Coke Zero Wins Trademark Dispute With Naturally Zero Water
from the the-mark-of-zero dept
With all the insane intellectual property court rulings we see ’round these parts, it’s helpful to highlight when the courts manage to get things right. Trademark, in particular, is a source of frustration, given how often we see court rulings that err on the side of protectionism rather than liberal use of language. One Illinois court recently got things right in dismissing a suit against Coca-Cola over its Coke Zero drink, which was brought by Blue Spring Water, makers of a water product called Naturally Zero.
U.S. District Judge John Lee said that the “Naturally Zero” label straightaway conveys to consumers that the product is without calories or additives, and therefore not suggestive enough to supply a trademark that is inherently distinctive for a beverage label.
It’s a distinction too often lost in trademark discussions: terms that are purely descriptive are not protected by trademark law. And it’s easy to understand why. If I decide to buck the potato chip trend and make chips out of carrots, calling my product “Carrot Chips”, that term isn’t protected by trademark in the same way it would be if my product was called “Dark Helmet’s Disgusto-Snack Of Gross.”

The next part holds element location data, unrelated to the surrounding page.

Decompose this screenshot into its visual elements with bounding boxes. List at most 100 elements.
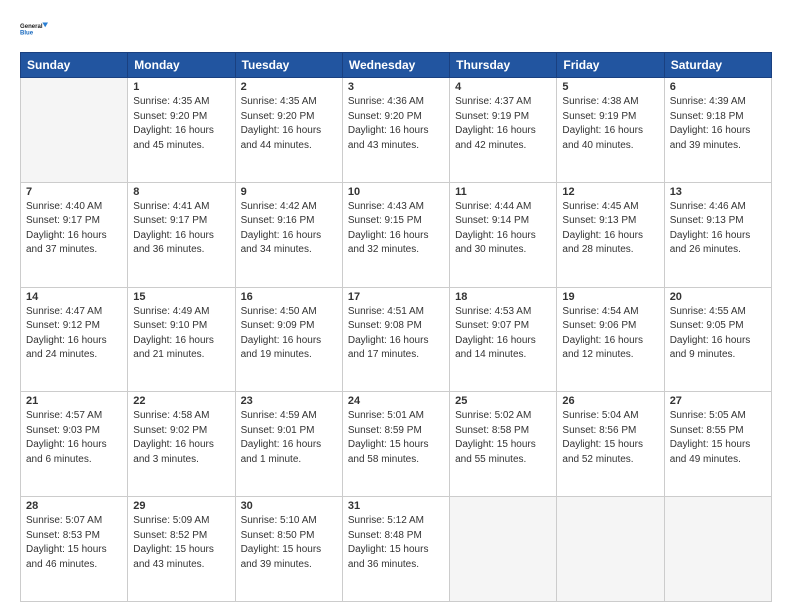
day-number: 18 [455, 291, 551, 303]
day-info: Sunrise: 4:42 AMSunset: 9:16 PMDaylight:… [241, 200, 337, 258]
weekday-header-row: SundayMondayTuesdayWednesdayThursdayFrid… [21, 53, 772, 78]
day-info: Sunrise: 4:47 AMSunset: 9:12 PMDaylight:… [26, 305, 122, 363]
week-row-3: 14 Sunrise: 4:47 AMSunset: 9:12 PMDayligh… [21, 287, 772, 392]
day-number: 15 [133, 291, 229, 303]
calendar-cell: 10Sunrise: 4:43 AMSunset: 9:15 PMDayligh… [342, 182, 449, 287]
calendar-cell: 14 Sunrise: 4:47 AMSunset: 9:12 PMDayligh… [21, 287, 128, 392]
weekday-header-thursday: Thursday [450, 53, 557, 78]
calendar-cell: 9Sunrise: 4:42 AMSunset: 9:16 PMDaylight… [235, 182, 342, 287]
day-number: 30 [241, 500, 337, 512]
calendar-cell: 11 Sunrise: 4:44 AMSunset: 9:14 PMDayligh… [450, 182, 557, 287]
day-info: Sunrise: 4:35 AMSunset: 9:20 PMDaylight:… [133, 95, 229, 153]
day-info: Sunrise: 4:54 AMSunset: 9:06 PMDaylight:… [562, 305, 658, 363]
day-number: 31 [348, 500, 444, 512]
calendar-cell: 2 Sunrise: 4:35 AMSunset: 9:20 PMDaylight… [235, 78, 342, 183]
logo-icon: GeneralBlue [20, 16, 48, 44]
weekday-header-saturday: Saturday [664, 53, 771, 78]
day-info: Sunrise: 4:46 AMSunset: 9:13 PMDaylight:… [670, 200, 766, 258]
calendar-cell: 26Sunrise: 5:04 AMSunset: 8:56 PMDayligh… [557, 392, 664, 497]
day-info: Sunrise: 4:38 AMSunset: 9:19 PMDaylight:… [562, 95, 658, 153]
day-info: Sunrise: 4:59 AMSunset: 9:01 PMDaylight:… [241, 409, 337, 467]
day-info: Sunrise: 4:36 AMSunset: 9:20 PMDaylight:… [348, 95, 444, 153]
calendar-cell: 30 Sunrise: 5:10 AMSunset: 8:50 PMDayligh… [235, 497, 342, 602]
day-info: Sunrise: 5:09 AMSunset: 8:52 PMDaylight:… [133, 514, 229, 572]
calendar-cell: 25 Sunrise: 5:02 AMSunset: 8:58 PMDayligh… [450, 392, 557, 497]
day-info: Sunrise: 5:01 AMSunset: 8:59 PMDaylight:… [348, 409, 444, 467]
week-row-1: 1 Sunrise: 4:35 AMSunset: 9:20 PMDaylight… [21, 78, 772, 183]
week-row-2: 7 Sunrise: 4:40 AMSunset: 9:17 PMDaylight… [21, 182, 772, 287]
day-info: Sunrise: 4:44 AMSunset: 9:14 PMDaylight:… [455, 200, 551, 258]
calendar-cell: 6 Sunrise: 4:39 AMSunset: 9:18 PMDaylight… [664, 78, 771, 183]
calendar-cell: 5Sunrise: 4:38 AMSunset: 9:19 PMDaylight… [557, 78, 664, 183]
header: GeneralBlue [20, 16, 772, 44]
day-info: Sunrise: 5:10 AMSunset: 8:50 PMDaylight:… [241, 514, 337, 572]
day-info: Sunrise: 4:40 AMSunset: 9:17 PMDaylight:… [26, 200, 122, 258]
calendar-cell: 27 Sunrise: 5:05 AMSunset: 8:55 PMDayligh… [664, 392, 771, 497]
day-number: 6 [670, 81, 766, 93]
calendar-cell: 7 Sunrise: 4:40 AMSunset: 9:17 PMDaylight… [21, 182, 128, 287]
day-number: 17 [348, 291, 444, 303]
day-number: 1 [133, 81, 229, 93]
day-info: Sunrise: 4:55 AMSunset: 9:05 PMDaylight:… [670, 305, 766, 363]
weekday-header-monday: Monday [128, 53, 235, 78]
day-number: 29 [133, 500, 229, 512]
calendar-cell: 20 Sunrise: 4:55 AMSunset: 9:05 PMDayligh… [664, 287, 771, 392]
weekday-header-sunday: Sunday [21, 53, 128, 78]
day-number: 4 [455, 81, 551, 93]
day-number: 28 [26, 500, 122, 512]
day-info: Sunrise: 4:45 AMSunset: 9:13 PMDaylight:… [562, 200, 658, 258]
calendar-cell: 29 Sunrise: 5:09 AMSunset: 8:52 PMDayligh… [128, 497, 235, 602]
day-number: 26 [562, 395, 658, 407]
day-info: Sunrise: 4:49 AMSunset: 9:10 PMDaylight:… [133, 305, 229, 363]
day-info: Sunrise: 4:58 AMSunset: 9:02 PMDaylight:… [133, 409, 229, 467]
day-number: 11 [455, 186, 551, 198]
day-info: Sunrise: 4:57 AMSunset: 9:03 PMDaylight:… [26, 409, 122, 467]
calendar-cell [450, 497, 557, 602]
calendar-cell: 13Sunrise: 4:46 AMSunset: 9:13 PMDayligh… [664, 182, 771, 287]
day-number: 22 [133, 395, 229, 407]
logo: GeneralBlue [20, 16, 48, 44]
day-info: Sunrise: 4:43 AMSunset: 9:15 PMDaylight:… [348, 200, 444, 258]
calendar-cell: 28 Sunrise: 5:07 AMSunset: 8:53 PMDayligh… [21, 497, 128, 602]
day-number: 27 [670, 395, 766, 407]
day-info: Sunrise: 5:07 AMSunset: 8:53 PMDaylight:… [26, 514, 122, 572]
calendar-cell [21, 78, 128, 183]
calendar-cell: 24 Sunrise: 5:01 AMSunset: 8:59 PMDayligh… [342, 392, 449, 497]
day-number: 14 [26, 291, 122, 303]
weekday-header-wednesday: Wednesday [342, 53, 449, 78]
calendar-cell [557, 497, 664, 602]
day-number: 23 [241, 395, 337, 407]
day-info: Sunrise: 4:37 AMSunset: 9:19 PMDaylight:… [455, 95, 551, 153]
day-number: 25 [455, 395, 551, 407]
calendar-cell: 18 Sunrise: 4:53 AMSunset: 9:07 PMDayligh… [450, 287, 557, 392]
weekday-header-friday: Friday [557, 53, 664, 78]
day-number: 21 [26, 395, 122, 407]
day-number: 20 [670, 291, 766, 303]
day-info: Sunrise: 4:41 AMSunset: 9:17 PMDaylight:… [133, 200, 229, 258]
day-number: 16 [241, 291, 337, 303]
calendar-cell: 19Sunrise: 4:54 AMSunset: 9:06 PMDayligh… [557, 287, 664, 392]
calendar-cell: 23 Sunrise: 4:59 AMSunset: 9:01 PMDayligh… [235, 392, 342, 497]
calendar-cell: 22 Sunrise: 4:58 AMSunset: 9:02 PMDayligh… [128, 392, 235, 497]
calendar-cell: 17 Sunrise: 4:51 AMSunset: 9:08 PMDayligh… [342, 287, 449, 392]
day-number: 8 [133, 186, 229, 198]
day-info: Sunrise: 4:39 AMSunset: 9:18 PMDaylight:… [670, 95, 766, 153]
calendar-cell: 12 Sunrise: 4:45 AMSunset: 9:13 PMDayligh… [557, 182, 664, 287]
day-info: Sunrise: 4:51 AMSunset: 9:08 PMDaylight:… [348, 305, 444, 363]
day-number: 3 [348, 81, 444, 93]
day-info: Sunrise: 5:12 AMSunset: 8:48 PMDaylight:… [348, 514, 444, 572]
calendar-table: SundayMondayTuesdayWednesdayThursdayFrid… [20, 52, 772, 602]
svg-text:General: General [20, 24, 43, 30]
day-number: 24 [348, 395, 444, 407]
calendar-cell: 1 Sunrise: 4:35 AMSunset: 9:20 PMDaylight… [128, 78, 235, 183]
day-number: 7 [26, 186, 122, 198]
day-info: Sunrise: 5:02 AMSunset: 8:58 PMDaylight:… [455, 409, 551, 467]
day-number: 2 [241, 81, 337, 93]
day-info: Sunrise: 4:53 AMSunset: 9:07 PMDaylight:… [455, 305, 551, 363]
calendar-cell: 3 Sunrise: 4:36 AMSunset: 9:20 PMDaylight… [342, 78, 449, 183]
svg-text:Blue: Blue [20, 31, 34, 37]
day-info: Sunrise: 5:05 AMSunset: 8:55 PMDaylight:… [670, 409, 766, 467]
weekday-header-tuesday: Tuesday [235, 53, 342, 78]
day-info: Sunrise: 4:35 AMSunset: 9:20 PMDaylight:… [241, 95, 337, 153]
day-number: 12 [562, 186, 658, 198]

In addition to problems with the product name itself, there were also issues with Blue Spring Water’s rather haphazard approach to its own product.
It was later stated that even if the trademark was protectable, the Canadian company had abandoned the mark back in 2004 after failing to reintroduce the “Naturally Zero’ products onto the marketplace. The company had only produced about 500,000 bottles of the “Naturally Zero” water. In 2010 when Blue Spring began using the ‘Naturally Zero” label again, Coca-Cola had already introduced several “Zero” products onto the market including Coke Zero and Sprite Zero with trademarks.
So nice try, silly water company. You’re no match for a caffeinated powerhouse.